Throughout history, Yazidis have been persecuted and killed due to fatwas issued against infidelity and apostasy, starting from the era of Mir Jafar with the campaigns during the 16th and 17th centuries and the campaigns by the Ottoman governors of Baghdad, up to al-Anfal campaigns in Iraq during the period extending from 1963 until 2007. This is in addition to the fatwas by hard-liners, the permissible bloodshed of Yazidis and the Sinjar catastrophe in August 2007.

IS threat

With the expansion of IS influence in Iraq after forcing Christians to leave Mosul, the organization’s fighters overran Sinjar, driving peshmerga forces out. This caused 200,000 inhabitants to flee the region to nearby mountains. They are now stuck there without any food, water or health care in the scorching summer weather.

As the blockade on Sinjar was intensified, the only female MP for the Yazidi sect in the Iraqi parliament, Fiyan Dakheel, called for help: “We are being butchered under the banner of there is no God but God,” bringing tears to the MP's eyes, before she collapsed.

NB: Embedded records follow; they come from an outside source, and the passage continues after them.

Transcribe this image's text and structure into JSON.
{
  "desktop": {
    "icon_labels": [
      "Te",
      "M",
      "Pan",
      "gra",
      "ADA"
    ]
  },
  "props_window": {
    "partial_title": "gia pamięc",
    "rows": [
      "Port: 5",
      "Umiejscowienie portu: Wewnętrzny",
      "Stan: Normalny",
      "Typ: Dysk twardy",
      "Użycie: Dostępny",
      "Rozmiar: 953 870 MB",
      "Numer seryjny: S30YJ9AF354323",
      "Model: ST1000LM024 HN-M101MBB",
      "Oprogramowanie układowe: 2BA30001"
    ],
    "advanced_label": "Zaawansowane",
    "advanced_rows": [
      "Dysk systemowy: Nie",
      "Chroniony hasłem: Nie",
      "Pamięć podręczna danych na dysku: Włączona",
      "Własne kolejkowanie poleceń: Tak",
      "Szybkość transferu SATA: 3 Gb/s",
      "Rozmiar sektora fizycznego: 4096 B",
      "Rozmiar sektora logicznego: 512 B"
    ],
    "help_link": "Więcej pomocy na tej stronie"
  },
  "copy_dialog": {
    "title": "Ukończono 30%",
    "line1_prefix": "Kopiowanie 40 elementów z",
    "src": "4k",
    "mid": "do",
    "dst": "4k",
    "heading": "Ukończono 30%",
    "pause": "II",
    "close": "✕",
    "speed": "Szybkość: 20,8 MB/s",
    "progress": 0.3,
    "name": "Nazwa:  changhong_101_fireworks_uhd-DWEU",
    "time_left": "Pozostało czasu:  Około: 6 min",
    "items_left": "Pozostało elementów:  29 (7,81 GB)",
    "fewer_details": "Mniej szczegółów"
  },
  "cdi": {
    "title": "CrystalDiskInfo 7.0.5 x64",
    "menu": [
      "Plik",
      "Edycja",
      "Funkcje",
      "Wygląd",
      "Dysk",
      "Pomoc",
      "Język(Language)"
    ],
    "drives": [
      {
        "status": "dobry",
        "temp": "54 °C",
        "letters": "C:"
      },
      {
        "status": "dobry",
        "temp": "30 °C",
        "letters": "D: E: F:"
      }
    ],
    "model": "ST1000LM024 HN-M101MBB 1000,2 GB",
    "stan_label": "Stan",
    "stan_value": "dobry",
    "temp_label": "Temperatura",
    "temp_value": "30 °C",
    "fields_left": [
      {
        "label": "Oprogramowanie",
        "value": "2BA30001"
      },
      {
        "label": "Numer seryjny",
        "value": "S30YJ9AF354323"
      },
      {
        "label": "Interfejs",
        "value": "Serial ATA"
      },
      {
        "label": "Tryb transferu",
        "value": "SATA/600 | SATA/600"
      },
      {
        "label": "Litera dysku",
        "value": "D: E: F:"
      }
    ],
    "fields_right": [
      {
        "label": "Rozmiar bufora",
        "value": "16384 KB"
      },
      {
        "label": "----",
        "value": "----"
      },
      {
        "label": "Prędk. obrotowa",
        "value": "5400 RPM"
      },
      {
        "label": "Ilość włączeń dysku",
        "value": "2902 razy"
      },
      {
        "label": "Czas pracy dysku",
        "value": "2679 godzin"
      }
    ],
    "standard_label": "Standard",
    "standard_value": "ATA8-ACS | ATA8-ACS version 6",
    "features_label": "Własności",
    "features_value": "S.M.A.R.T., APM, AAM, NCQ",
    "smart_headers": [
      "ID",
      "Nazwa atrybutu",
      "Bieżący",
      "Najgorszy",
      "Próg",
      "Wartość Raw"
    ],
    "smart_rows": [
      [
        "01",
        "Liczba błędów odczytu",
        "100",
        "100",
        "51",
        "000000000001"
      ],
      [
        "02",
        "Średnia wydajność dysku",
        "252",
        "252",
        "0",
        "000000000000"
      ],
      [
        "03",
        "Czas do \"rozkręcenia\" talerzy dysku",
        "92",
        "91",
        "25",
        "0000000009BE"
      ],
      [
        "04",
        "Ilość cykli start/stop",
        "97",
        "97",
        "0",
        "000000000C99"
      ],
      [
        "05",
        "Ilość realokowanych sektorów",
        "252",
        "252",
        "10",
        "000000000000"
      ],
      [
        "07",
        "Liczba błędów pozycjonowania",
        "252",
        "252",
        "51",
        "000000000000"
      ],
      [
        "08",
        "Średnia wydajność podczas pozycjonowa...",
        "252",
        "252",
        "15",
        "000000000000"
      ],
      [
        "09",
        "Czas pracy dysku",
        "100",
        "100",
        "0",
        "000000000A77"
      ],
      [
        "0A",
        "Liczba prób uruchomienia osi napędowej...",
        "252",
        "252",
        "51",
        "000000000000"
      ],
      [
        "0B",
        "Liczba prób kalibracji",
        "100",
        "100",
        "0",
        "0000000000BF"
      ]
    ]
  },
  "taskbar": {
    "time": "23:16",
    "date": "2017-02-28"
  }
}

Dakheel said that Yazidis were being killed, kidnapped and displaced in Sinjar. She added that extremists had kidnapped between 520 to 530 women, some with their children, and were being kept prisoners in the Badush prison in Mosul. The United Nations said that at least 40 Yazidi children had died as a result of “violence, displacement and drought” in Sinjar.

Dakheel warned in subsequent statements that only two days were left to save the Yazidis, before a mass murder occurred due to the imposed blockade. The UN warned of a "human tragedy."

These warnings prompted the United States to launch two airstrikes on IS locations in northern Iraq. US military aircraft also dropped containers of water and thousands of food packets. Peshmerga forces reached the locations where food aid had been delivered and distributed them to the needy.

It is not clear, however, whether the strikes or aid will be sufficient to save thousands of IS-threatened Yazidis. Witnesses told Reuters on Saturday [Aug. 9] that IS extremists threatened to kill more than 300 Yazidi families unless their members converted to Islam.